Adapun Prof Muhammad Najih dari Ombudsman menyampaikan bahwa keadilan bisa tercipta apabila pemerintah dalam pelayanan publiknya menerapkan e-goverment. Sebab, cara itu akan memperkecil peluang korupsi.
”Sayangnya di dunia, ranking e-goverment kita masih di peringkat ke-64," katanya.
Sejatinya, lanjut Najih, dari tahun ke tahun, ada perbaikan untuk mewujudkan semangat e-goverment. Namun, semangat itu ternyata tidak berbanding lurus dengan pencapaian indeks demokrasi kita. Hasil survei menyebutkan e-goverment Indonesia membaik.
”Namun, demokrasi kita malah menurun,” ujarnya.

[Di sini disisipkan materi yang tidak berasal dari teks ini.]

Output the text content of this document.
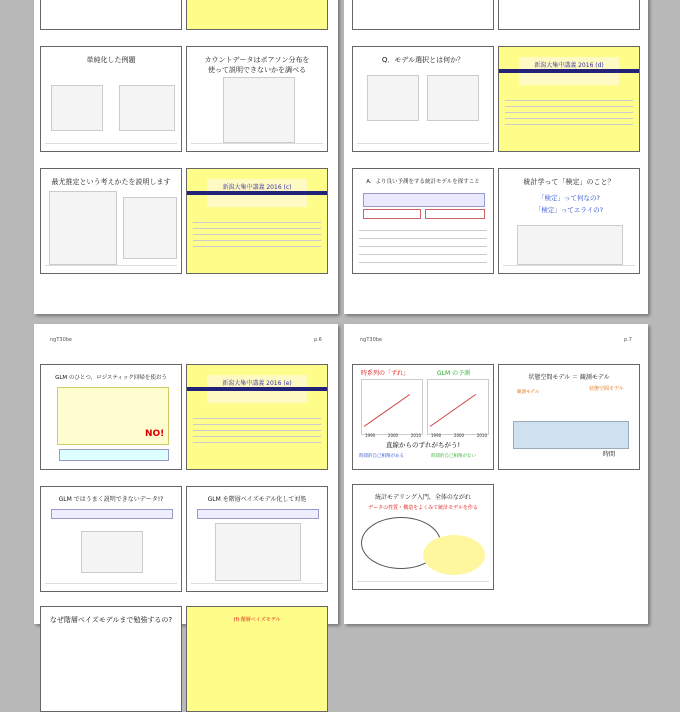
単純化した例題	カウントデータはポアソン分布を
使って説明できないかを調べる
最尤推定という考えかたを説明します
新潟大集中講義 2016 (c)
Q．モデル選択とは何か？
新潟大集中講義 2016 (d)
A．より良い予測をする統計モデルを探すこと	統計学って「検定」のこと？
「検定」って何なの?
「検定」ってエライの?
ngT30be	p.6
GLM のひとつ，ロジスティック回帰を使おう
NO!
新潟大集中講義 2016 (e)
GLM ではうまく説明できないデータ!?	GLM を階層ベイズモデル化して対処
なぜ階層ベイズモデルまで勉強するの?	(f) 階層ベイズモデル
ngT30be	p.7
時系列の「ずれ」	GLM の予測
1990	2000	2010	1990	2000	2010
直線からのずれがちがう!
時間的自己相関がある	時間的自己相関がない
状態空間モデル ＝ 観測モデル
状態空間モデル
観測モデル
時間
統計モデリング入門，全体のながれ
データの性質・構造をよくみて統計モデルを作る
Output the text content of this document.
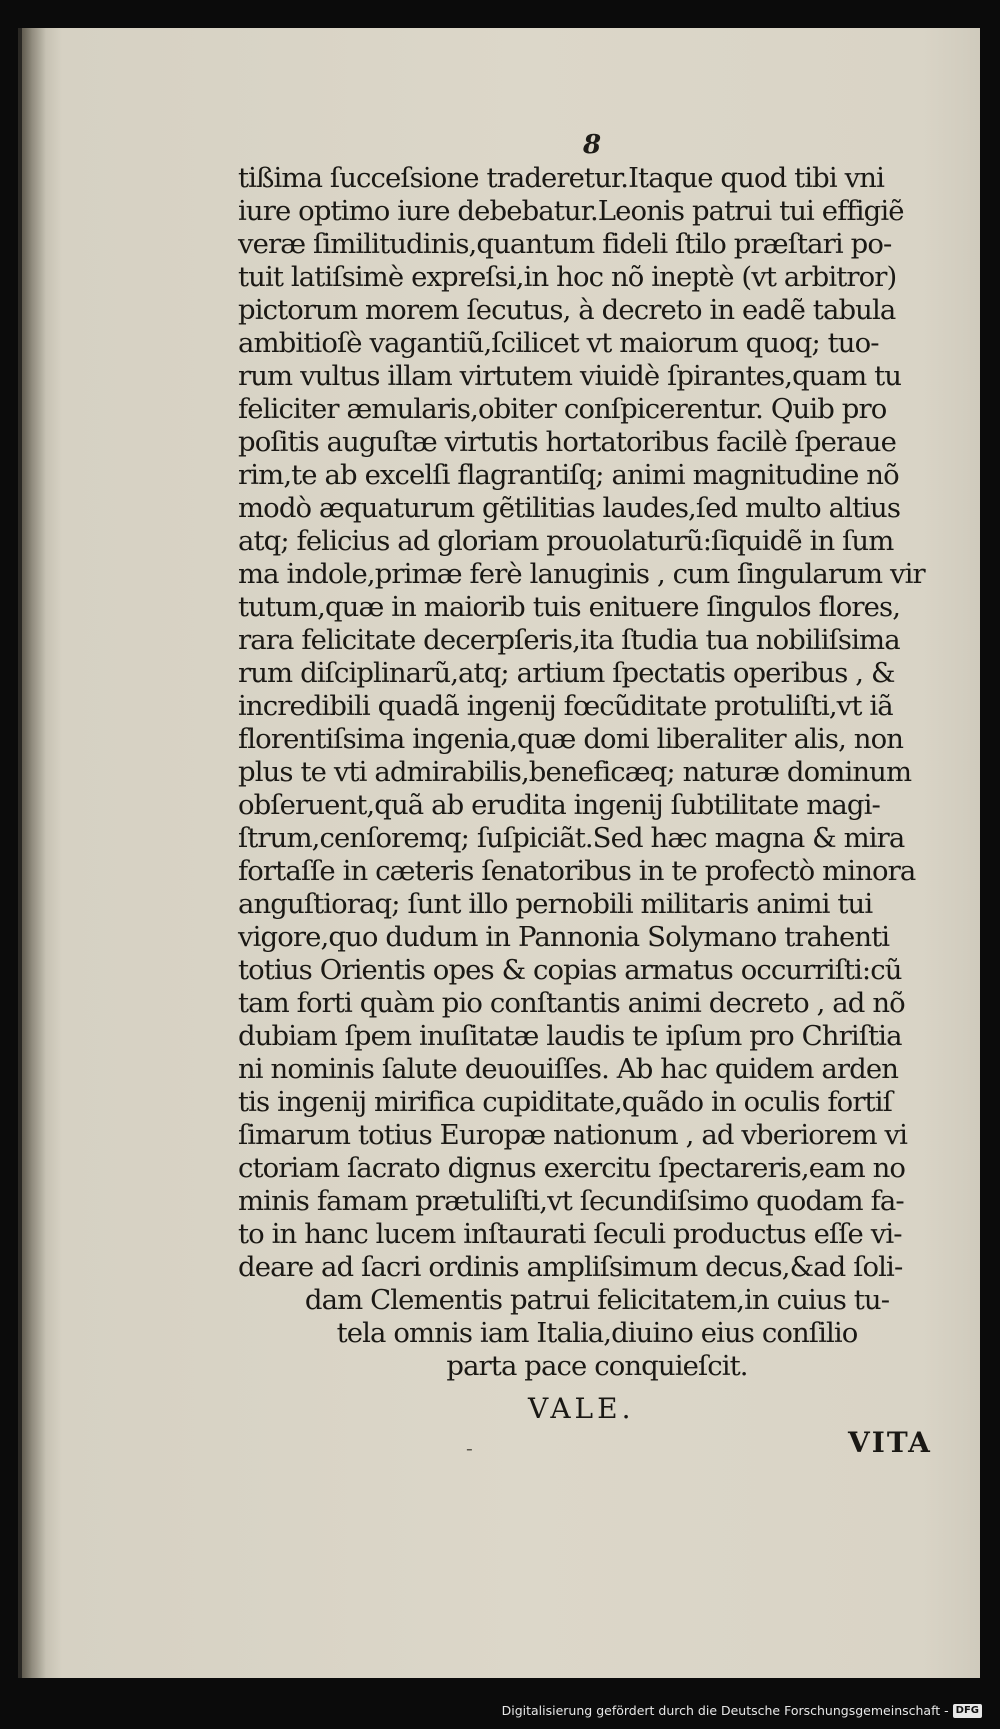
8
tißima ſucceſsione traderetur.Itaque quod tibi vni
iure optimo iure debebatur.Leonis patrui tui effigiẽ
veræ ſimilitudinis,quantum fideli ſtilo præſtari po-
tuit latiſsimè expreſsi,in hoc nõ ineptè (vt arbitror)
pictorum morem ſecutus, à decreto in eadẽ tabula
ambitioſè vagantiũ,ſcilicet vt maiorum quoq; tuo-
rum vultus illam virtutem viuidè ſpirantes,quam tu
feliciter æmularis,obiter conſpicerentur. Quib pro
poſitis auguſtæ virtutis hortatoribus facilè ſperaue
rim,te ab excelſi flagrantiſq; animi magnitudine nõ
modò æquaturum gẽtilitias laudes,ſed multo altius
atq; felicius ad gloriam prouolaturũ:ſiquidẽ in ſum
ma indole,primæ ferè lanuginis , cum ſingularum vir
tutum,quæ in maiorib tuis enituere ſingulos flores,
rara felicitate decerpſeris,ita ſtudia tua nobiliſsima
rum diſciplinarũ,atq; artium ſpectatis operibus , &
incredibili quadã ingenij fœcũditate protuliſti,vt iã
florentiſsima ingenia,quæ domi liberaliter alis, non
plus te vti admirabilis,beneficæq; naturæ dominum
obſeruent,quã ab erudita ingenij ſubtilitate magi-
ſtrum,cenſoremq; ſuſpiciãt.Sed hæc magna & mira
fortaſſe in cæteris ſenatoribus in te profectò minora
anguſtioraq; ſunt illo pernobili militaris animi tui
vigore,quo dudum in Pannonia Solymano trahenti
totius Orientis opes & copias armatus occurriſti:cũ
tam forti quàm pio conſtantis animi decreto , ad nõ
dubiam ſpem inuſitatæ laudis te ipſum pro Chriſtia
ni nominis ſalute deuouiſſes. Ab hac quidem arden
tis ingenij mirifica cupiditate,quãdo in oculis fortiſ
ſimarum totius Europæ nationum , ad vberiorem vi
ctoriam ſacrato dignus exercitu ſpectareris,eam no
minis famam prætuliſti,vt ſecundiſsimo quodam fa-
to in hanc lucem inſtaurati ſeculi productus eſſe vi-
deare ad ſacri ordinis ampliſsimum decus,&ad ſoli-
dam Clementis patrui felicitatem,in cuius tu-
tela omnis iam Italia,diuino eius conſilio
parta pace conquieſcit.
-
VALE.
VITA
Digitalisierung gefördert durch die Deutsche Forschungsgemeinschaft - DFG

Dalam kesempatan yang sama, pengamat Hukum Tata Negara (HTN) Feri Amsari mengungkapkan bahwa mewujudkan demokrasi di Indonesia masih menjadi jalan terjal. Hal yang menonjol terjadi dalam Pilpres dan Pilkada yang baru saja berlangsung.

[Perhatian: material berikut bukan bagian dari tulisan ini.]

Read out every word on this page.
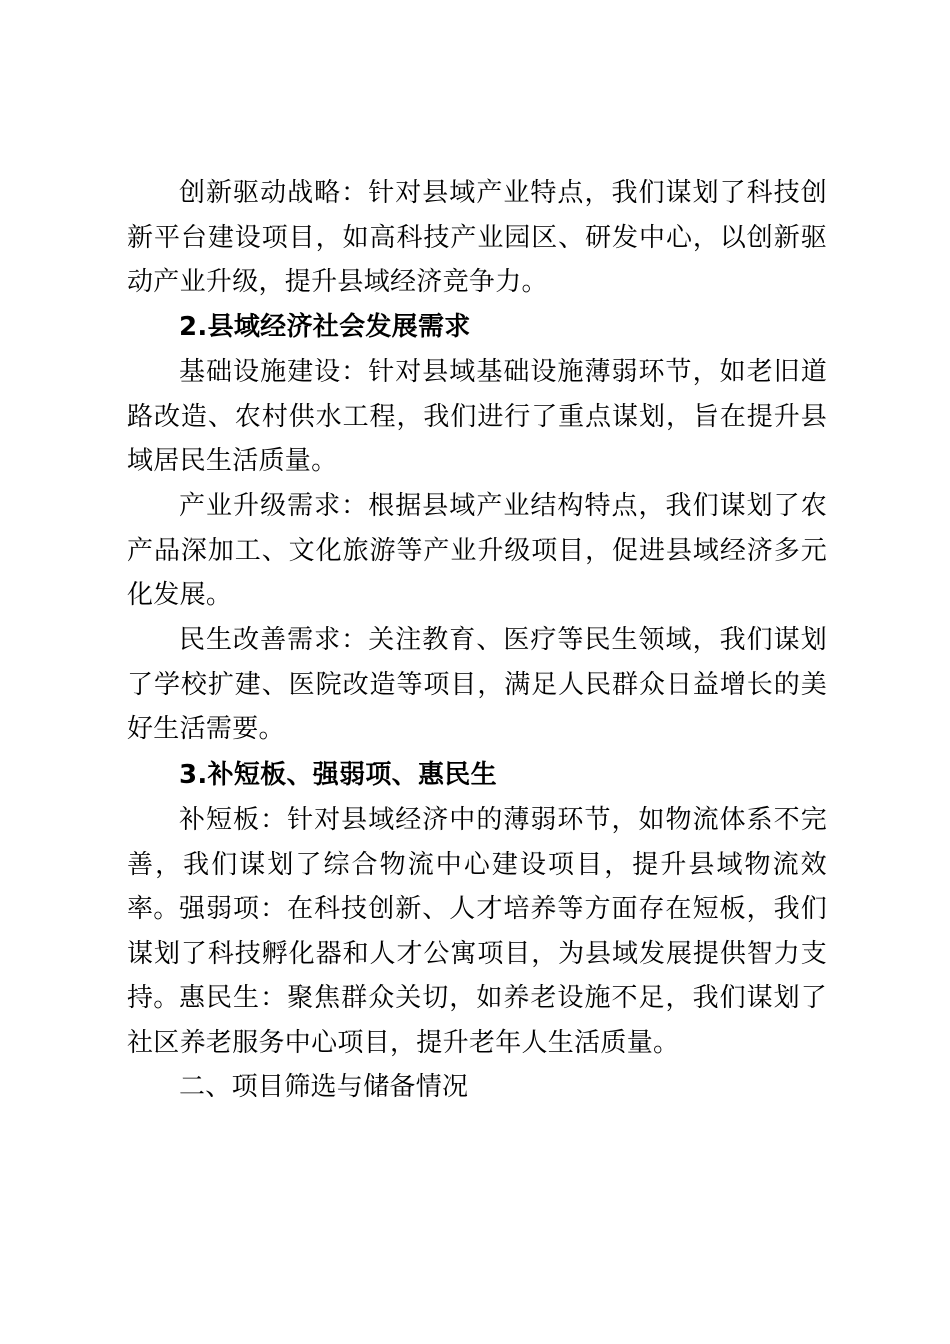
创新驱动战略：针对县域产业特点，我们谋划了科技创新平台建设项目，如高科技产业园区、研发中心，以创新驱动产业升级，提升县域经济竞争力。

2.县域经济社会发展需求

基础设施建设：针对县域基础设施薄弱环节，如老旧道路改造、农村供水工程，我们进行了重点谋划，旨在提升县域居民生活质量。

产业升级需求：根据县域产业结构特点，我们谋划了农产品深加工、文化旅游等产业升级项目，促进县域经济多元化发展。

民生改善需求：关注教育、医疗等民生领域，我们谋划了学校扩建、医院改造等项目，满足人民群众日益增长的美好生活需要。

3.补短板、强弱项、惠民生

补短板：针对县域经济中的薄弱环节，如物流体系不完善，我们谋划了综合物流中心建设项目，提升县域物流效率。 强弱项：在科技创新、人才培养等方面存在短板，我们谋划了科技孵化器和人才公寓项目，为县域发展提供智力支持。 惠民生：聚焦群众关切，如养老设施不足，我们谋划了社区养老服务中心项目，提升老年人生活质量。

二、项目筛选与储备情况
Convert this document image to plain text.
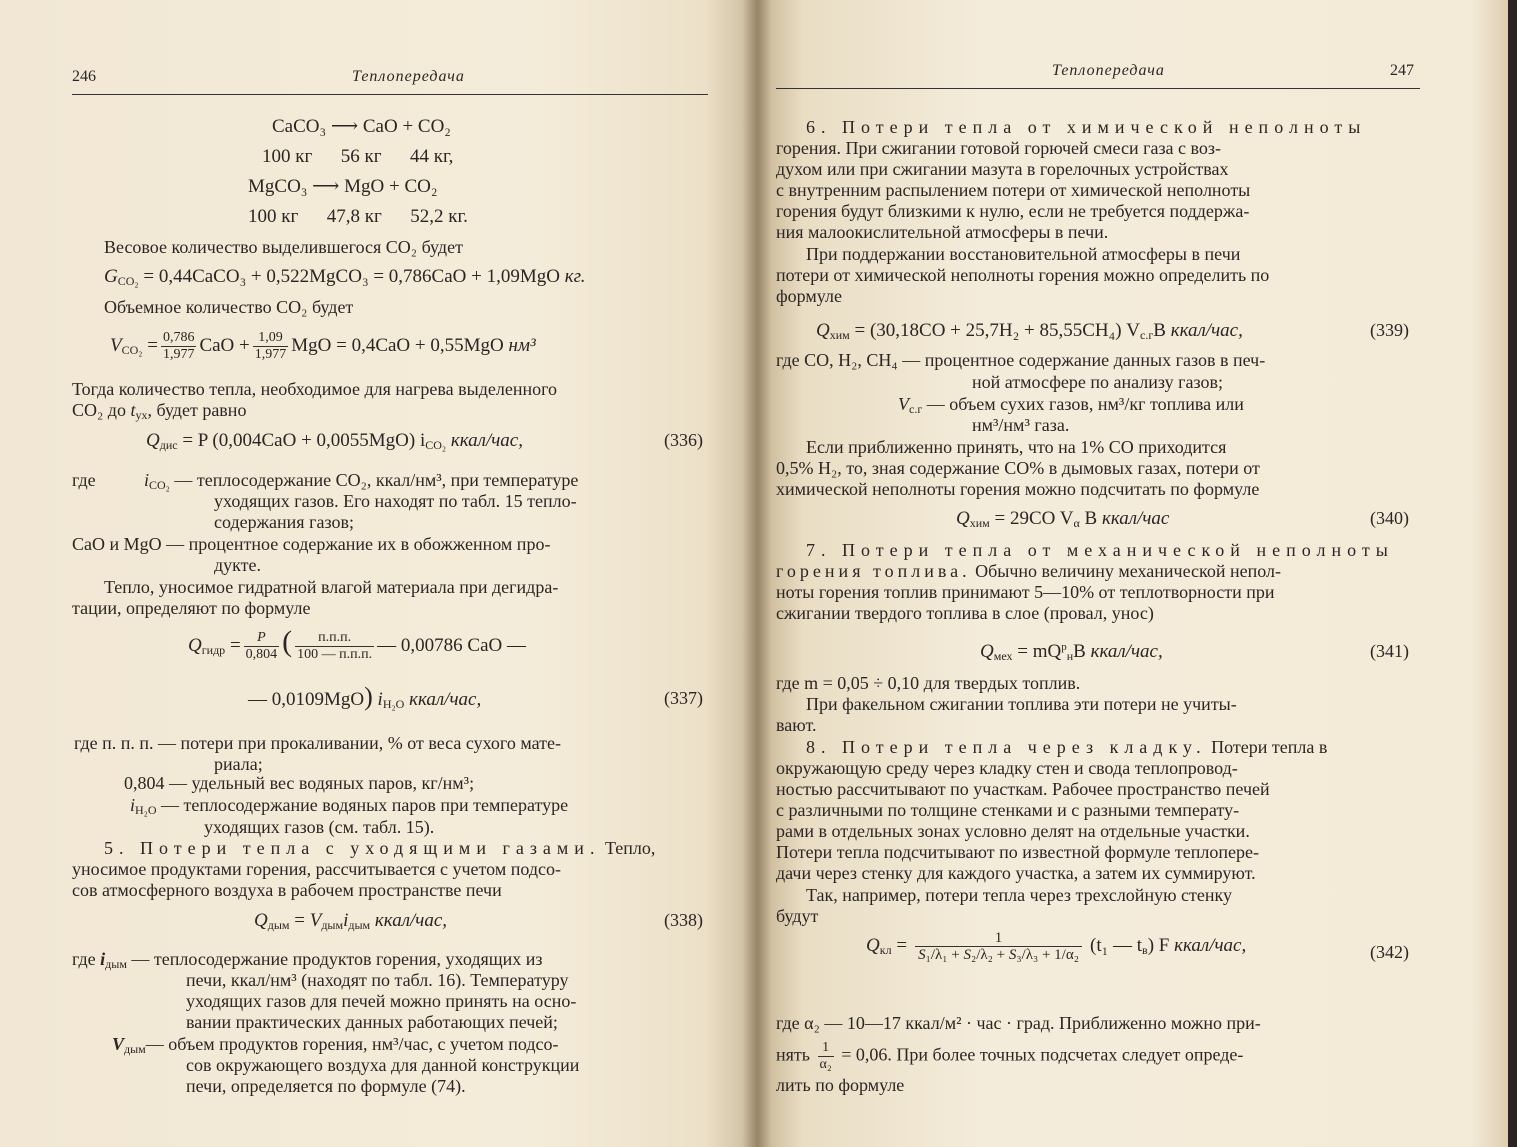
246	Теплопередача
CaCO₃ ⟶ CaO + CO₂
100 кг      56 кг      44 кг,
MgCO₃ ⟶ MgO + CO₂
100 кг      47,8 кг      52,2 кг.
Весовое количество выделившегося CO₂ будет
$G_{CO_2}$ = 0,44CaCO₃ + 0,522MgCO₃ = 0,786CaO + 1,09MgO кг.
Объемное количество CO₂ будет
$V_{CO_2} = \frac{0,786}{1,977}$ CaO + $\frac{1,09}{1,977}$ MgO = 0,4CaO + 0,55MgO нм³
Тогда количество тепла, необходимое для нагрева выделенного
CO₂ до $t_{ух}$, будет равно
$Q_{дис} = P$ (0,004CaO + 0,0055MgO) $i_{CO_2}$ ккал/час,	(336)
где	$i_{CO_2}$ — теплосодержание CO₂, ккал/нм³, при температуре
уходящих газов. Его находят по табл. 15 тепло-
содержания газов;
CaO и MgO — процентное содержание их в обожженном про-
дукте.
Тепло, уносимое гидратной влагой материала при дегидра-
тации, определяют по формуле
$Q_{гидр} = \frac{P}{0,804}$ (	п.п.п.
100 — п.п.п. — 0,00786 CaO —
— 0,0109MgO) $i_{H_2O}$ ккал/час,	(337)
где п. п. п. — потери при прокаливании, % от веса сухого мате-
риала;
0,804 — удельный вес водяных паров, кг/нм³;
$i_{H_2O}$ — теплосодержание водяных паров при температуре
уходящих газов (см. табл. 15).
5. Потери тепла с уходящими газами. Тепло,
уносимое продуктами горения, рассчитывается с учетом подсо-
сов атмосферного воздуха в рабочем пространстве печи
$Q_{дым} = V_{дым}i_{дым}$ ккал/час,	(338)
где $i_{дым}$ — теплосодержание продуктов горения, уходящих из
печи, ккал/нм³ (находят по табл. 16). Температуру
уходящих газов для печей можно принять на осно-
вании практических данных работающих печей;
$V_{дым}—$ объем продуктов горения, нм³/час, с учетом подсо-
сов окружающего воздуха для данной конструкции
печи, определяется по формуле (74).
Теплопередача	247
6. Потери тепла от химической неполноты
горения. При сжигании готовой горючей смеси газа с воз-
духом или при сжигании мазута в горелочных устройствах
с внутренним распылением потери от химической неполноты
горения будут близкими к нулю, если не требуется поддержа-
ния малоокислительной атмосферы в печи.
При поддержании восстановительной атмосферы в печи
потери от химической неполноты горения можно определить по
формуле
$Q_{хим} = (30,18CO + 25,7H_2 + 85,55CH_4)$ $V_{с.г}B$ ккал/час,	(339)
где CO, H₂, CH₄ — процентное содержание данных газов в печ-
ной атмосфере по анализу газов;
$V_{с.г}$ — объем сухих газов, нм³/кг топлива или
нм³/нм³ газа.
Если приближенно принять, что на 1% CO приходится
0,5% H₂, то, зная содержание CO% в дымовых газах, потери от
химической неполноты горения можно подсчитать по формуле
$Q_{хим} = 29CO$ $V_\alpha$ B ккал/час	(340)
7. Потери тепла от механической неполноты
горения топлива. Обычно величину механической непол-
ноты горения топлив принимают 5—10% от теплотворности при
сжигании твердого топлива в слое (провал, унос)
$Q_{мех} = mQ^р_нB$ ккал/час,	(341)
где m = 0,05 ÷ 0,10 для твердых топлив.
При факельном сжигании топлива эти потери не учиты-
вают.
8. Потери тепла через кладку. Потери тепла в
окружающую среду через кладку стен и свода теплопровод-
ностью рассчитывают по участкам. Рабочее пространство печей
с различными по толщине стенками и с разными температу-
рами в отдельных зонах условно делят на отдельные участки.
Потери тепла подсчитывают по известной формуле теплопере-
дачи через стенку для каждого участка, а затем их суммируют.
Так, например, потери тепла через трехслойную стенку
будут
$Q_{кл} = \frac{1}{\text{S₁/λ₁ + S₂/λ₂ + S₃/λ₃ + 1/α₂}} (t_1$ — $t_в$) F ккал/час,	(342)
где α₂ — 10—17 ккал/м² · час · град. Приближенно можно при-
нять $\frac{1}{\text{α₂}} = 0,06$. При более точных подсчетах следует опреде-
лить по формуле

Feri juga menjelaskan bagaimana praktik intervensi masih saja terjadi. Bahkan, menurut risetnya, ada dugaan perangkat negara dilibatkan dalam proses itu. Hal tersebut tampak terjadi di beberapa daerah. Bahkan, pimpinan tertinggi juga terlibat. Ketika hal tersebut sudah terjadi, otoritas-otoritas yang seharusnya mengambil keputusan tak mampu berbuat apa-apa.
Ketua Panitia Refleksi Penegakan Hukum dan HAM Rifqi Ridho Phahlevy mengatakan, acara tersebut dihadiri lebih dari 700 orang. Mereka dari berbagai kabupaten/kota di Jatim.
Secara terpisah, pengajar Jurusan Jukum Universitas Muhammadiyah Sidoarjo Noor Fatimah Mediawati mengungkapkan bahwa kampusnya akan menggandeng sejumlah pihak agar bisa membahas topik-topik aktual dalam bidang hukum. Kampus Umsida akan menjadi salah satu barometer pendidikan hukum di Jatim.
”Karena itu, Umsida akan terus mengambil peran membincangkan proses pengawalan penegakan hukum dan demokrasi,” terangnya. (*)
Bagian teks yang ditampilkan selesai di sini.